I thought you can transmit herpes to your partner even if there's no outbreak? I think I have lesions on my leg they look like little clusters of bumps and it burns. Damn I'm so angry with myself one freaking time with a TS and I got this std I have to live with for the rest of my life. I can hid this from anyone in dating the moment i give them this std there going to leave me or if I'm tell them I have they'll leave me. It's a lose lose situation how wants to be with someone who has genital herpes its nasty that's the reality of it I'm just being honest. I'm never going to have a normal life again..
No conversation is going to get the std out of me. I don't want to live like this you can infect anyone even your own kids just by touching them.. I don't live me life know that and having to constantly wash my hands and be scared knowing I can infect them them with this.. Who wants to live that way
I'm afraid of being alone I had the perfect girlfriend that left me I'm very depressed right now I don't want to call any hotline I don't think talking to someone will help me.. They only thing that would help is a cure for this std. I'm messed up big time and now God making me pay for my mistake. I'm afraid if overdosing on my medication because it might just put me in the hospital with kidney fialur and whole list of other things failing or it might work. I'm not strong enough to deal with this.. It's just knowing how I contracted and knowing it could've been prevented. I can't live me life with this constant reminder on how I messed up my life.
I thought about heaven and hell and how the bible says you'll go to hell if you kill yourself I hope that's not true because I'm a really good person that just made a mistake. I just want to start my life over and have a second chance
I'm scared that I might do it because I know in my heart that I won't be able to live like this knowing I can pass this to the people who I love in my life. The symptoms have horrible I wish this on no one they last for over a month feeling sick fatigue painful urination fevers and the list goes on.. I would've rather been shot then to have this std. Some times I wish something did happen to me so I wouldn't have to take my own life
What makes having this std is feeling like you're the only one that has it.. I'm living with roommates no family around for support I don't want tell anyone its embarrassing and I know it won't make me feel any better.. All these thoughts are running through my head I don't know what to do.. I just want my life back I want to be myself again.. I'm never going to be happy I can't live with this constant reminder... I just afraid overdosing wont work. I thought about buying a gun at the pawnshop I don't have any felonies I'm sure ill be able to buy one and then it'll be quick.
I've been up all night it's 730am in California Sunday morning we usually would go to church together but I no longer have her in my life. I should've fully dedicated myself to god along time ago but now it's too late. I get paid this Wednesday Im thinking about buying a hand gun. I'm scared... I don't have anything to live for I don't have kids or anything I have nothing to lose.
1-800-273-8255
National Suicide Prevention Lifeline
Calling a hotline is not going to help take this std away.
I know you're just doing your job but that hotline is not going to help me. The only thing that'll help is pill that can get rid of my std forever.. But thanks anyway.. This is the only place I can talk where ppl are going through the same thing Im going through..

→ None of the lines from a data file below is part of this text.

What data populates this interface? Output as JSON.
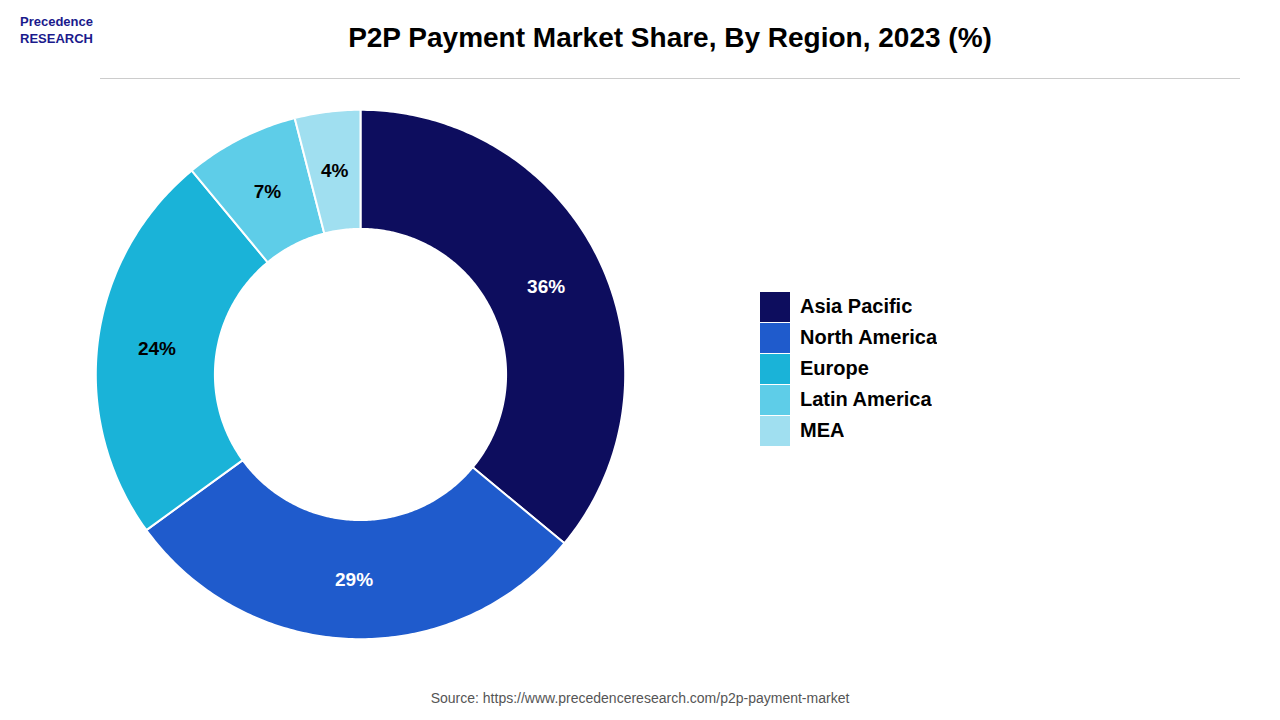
{
  "chart_data": {
    "type": "donut",
    "title": "P2P Payment Market Share, By Region, 2023 (%)",
    "categories": [
      "Asia Pacific",
      "North America",
      "Europe",
      "Latin America",
      "MEA"
    ],
    "values": [
      36,
      29,
      24,
      7,
      4
    ],
    "value_labels": [
      "36%",
      "29%",
      "24%",
      "7%",
      "4%"
    ],
    "colors": [
      "#0d0d5e",
      "#1f5bcc",
      "#1ab3d8",
      "#5ecde8",
      "#a0dff0"
    ],
    "data_labels": true,
    "legend": "right",
    "source": "Source: https://www.precedenceresearch.com/p2p-payment-market",
    "annotations": [
      "Precedence\nRESEARCH"
    ]
  }
}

Is there any possibility I can have HSV 1 and not HSV 2. I have lesions now on my leg in different spots. I'm really stressed out
did your provider do any urine testing when you were seen?
protected oral sex is as safe as sex as it gets. It's no risk for std's.
Protected anal sex is a low risk for herpes, hpv and syphilis.
really no reason for your provider to have put you on valtrex either. You will need to wait at least 3 months after your encounter to seek out hsv2 igg blood testing if you are concerned about herpes from this encounter.